Unvanların gelip geçici olduğunu söyleyen Kalın, şunları kaydetti:
Unvanlar arızlardır. Asıl olan cevherdir, insanın özüdür. Bazen bu unvanlar insanın asli kimliğini perdeler. O perdelerin arkasına saklanmak yerine insanın kendi özünü gerçekleştirmek için gayret içinde olması gerekir. Fikrin gücü ikna kabiliyetindedir. Unvanlar üzerinden ‘ben falancayım’ diye statü dayatırsanız, orada bir fikir zenginliği olmaz. O yüzden ben bu unvanları kullanmamayı tercih ediyorum. Buraya da yazmışsınız, sağ olun ama lüzumsuz uzamış. Asıl olan bizim kim olduğumuz. Ben bazen bir akademizm tehlikesi görüyorum, unvan kullanarak fikrini kabul ettirme çabası. Hayır, hepimiz öğreniyoruz. Haftada bir gün ders veriyorum. Ders vermemin en önemli sebebi, talebe olmaktan vazgeçmek istemeyişim. 'Ben prof oldum, ben oldum artık. Benim öğrenecek yeni bir şeyim kalmadı'... Sokrates haklı. Bildiğim tek şey hiçbir şey bilmediğimdir. İnsan yaşı ilerledikçe daha çok anlıyor bu sözü.

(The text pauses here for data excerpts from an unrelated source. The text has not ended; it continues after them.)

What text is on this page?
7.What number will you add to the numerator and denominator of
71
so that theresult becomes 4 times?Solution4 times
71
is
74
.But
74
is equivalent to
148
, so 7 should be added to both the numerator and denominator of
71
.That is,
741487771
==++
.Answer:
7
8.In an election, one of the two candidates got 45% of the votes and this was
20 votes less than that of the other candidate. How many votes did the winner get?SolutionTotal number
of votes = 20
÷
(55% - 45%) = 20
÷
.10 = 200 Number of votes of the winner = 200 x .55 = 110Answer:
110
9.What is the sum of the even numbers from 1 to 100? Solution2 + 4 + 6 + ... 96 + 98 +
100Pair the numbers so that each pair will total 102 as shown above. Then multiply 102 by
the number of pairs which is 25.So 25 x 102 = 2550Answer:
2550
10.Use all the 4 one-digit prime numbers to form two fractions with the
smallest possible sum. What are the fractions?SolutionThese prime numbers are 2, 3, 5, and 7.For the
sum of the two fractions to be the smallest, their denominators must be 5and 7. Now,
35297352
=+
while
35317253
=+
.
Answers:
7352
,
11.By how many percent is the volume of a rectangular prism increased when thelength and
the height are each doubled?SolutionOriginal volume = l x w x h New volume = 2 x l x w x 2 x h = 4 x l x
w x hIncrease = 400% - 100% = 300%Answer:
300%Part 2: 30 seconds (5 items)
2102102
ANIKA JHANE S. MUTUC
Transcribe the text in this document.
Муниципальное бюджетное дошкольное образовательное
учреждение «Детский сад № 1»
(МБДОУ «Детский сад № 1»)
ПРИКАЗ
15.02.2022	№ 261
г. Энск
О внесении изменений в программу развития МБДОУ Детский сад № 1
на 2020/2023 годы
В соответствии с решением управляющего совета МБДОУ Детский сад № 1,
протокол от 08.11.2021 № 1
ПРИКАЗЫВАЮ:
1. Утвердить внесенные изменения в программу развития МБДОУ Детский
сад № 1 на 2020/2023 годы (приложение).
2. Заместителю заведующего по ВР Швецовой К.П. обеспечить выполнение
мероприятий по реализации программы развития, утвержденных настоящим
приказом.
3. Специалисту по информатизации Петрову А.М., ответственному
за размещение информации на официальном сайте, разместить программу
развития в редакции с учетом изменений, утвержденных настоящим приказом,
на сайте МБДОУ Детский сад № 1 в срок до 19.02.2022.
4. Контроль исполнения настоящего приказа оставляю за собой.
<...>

Kalın, yoğun iş temposu içinde beden ve zihin sağlığını, motivasyonunu nasıl koruduğu yönündeki soruya şöyle yanıt verdi:
Her güne 'Bugün daha iyisini yapabilirim' diye başlıyorum. Bu benim kendime tavsiyem. Diyelim ki çok önemli bir ziyaret gerçekleştirdik, bir diplomatik krizi çözdük veya ülkemiz için şunu gerçekleştirdik, 'Oh tamam bitti' demiyoruz asla. 'Bugün daha iyisini yapabiliriz' diyorum. Çünkü insan kendi başarısını sömürmemeli, istismar etmemeli. Tam tersine, 'Daha fazlasını yaparım' diyerek yoluna devam etmeli. İnsanı motive edecek şey bu. Başkalarının yaptıkları üzerinden motive olabilirsiniz elbette ama oraya nefis karışabilir. 'Rekabet, kıskançlık, ben ondan daha fazla yaptım'. Onun yerine siz kendi yolunuzda yürüyün, kendinizle yarışın. O zaman kimseyle kavga etmeden yolunuza devam edersiniz. Klişe bir laf ama en iyi film henüz çekilmedi, en iyi beste henüz yapılmadı. Bu motivasyon olmalı.
Kalın, daha sonra Çorum Belediyesince inşa edilen Çorumlu Obası Gençlik Kampı'nda gençlerle akşam yemeği yedi.
Söyleşiye Vali Mustafa Çiftçi, AK Parti Çorum Milletvekili Erol Kavuncu, Çorum Belediye Başkanı Halil İbrahim Aşgın ve Hitit Üniversitesi Rektörü Prof. Dr. Ali Osman Öztürk de katıldı.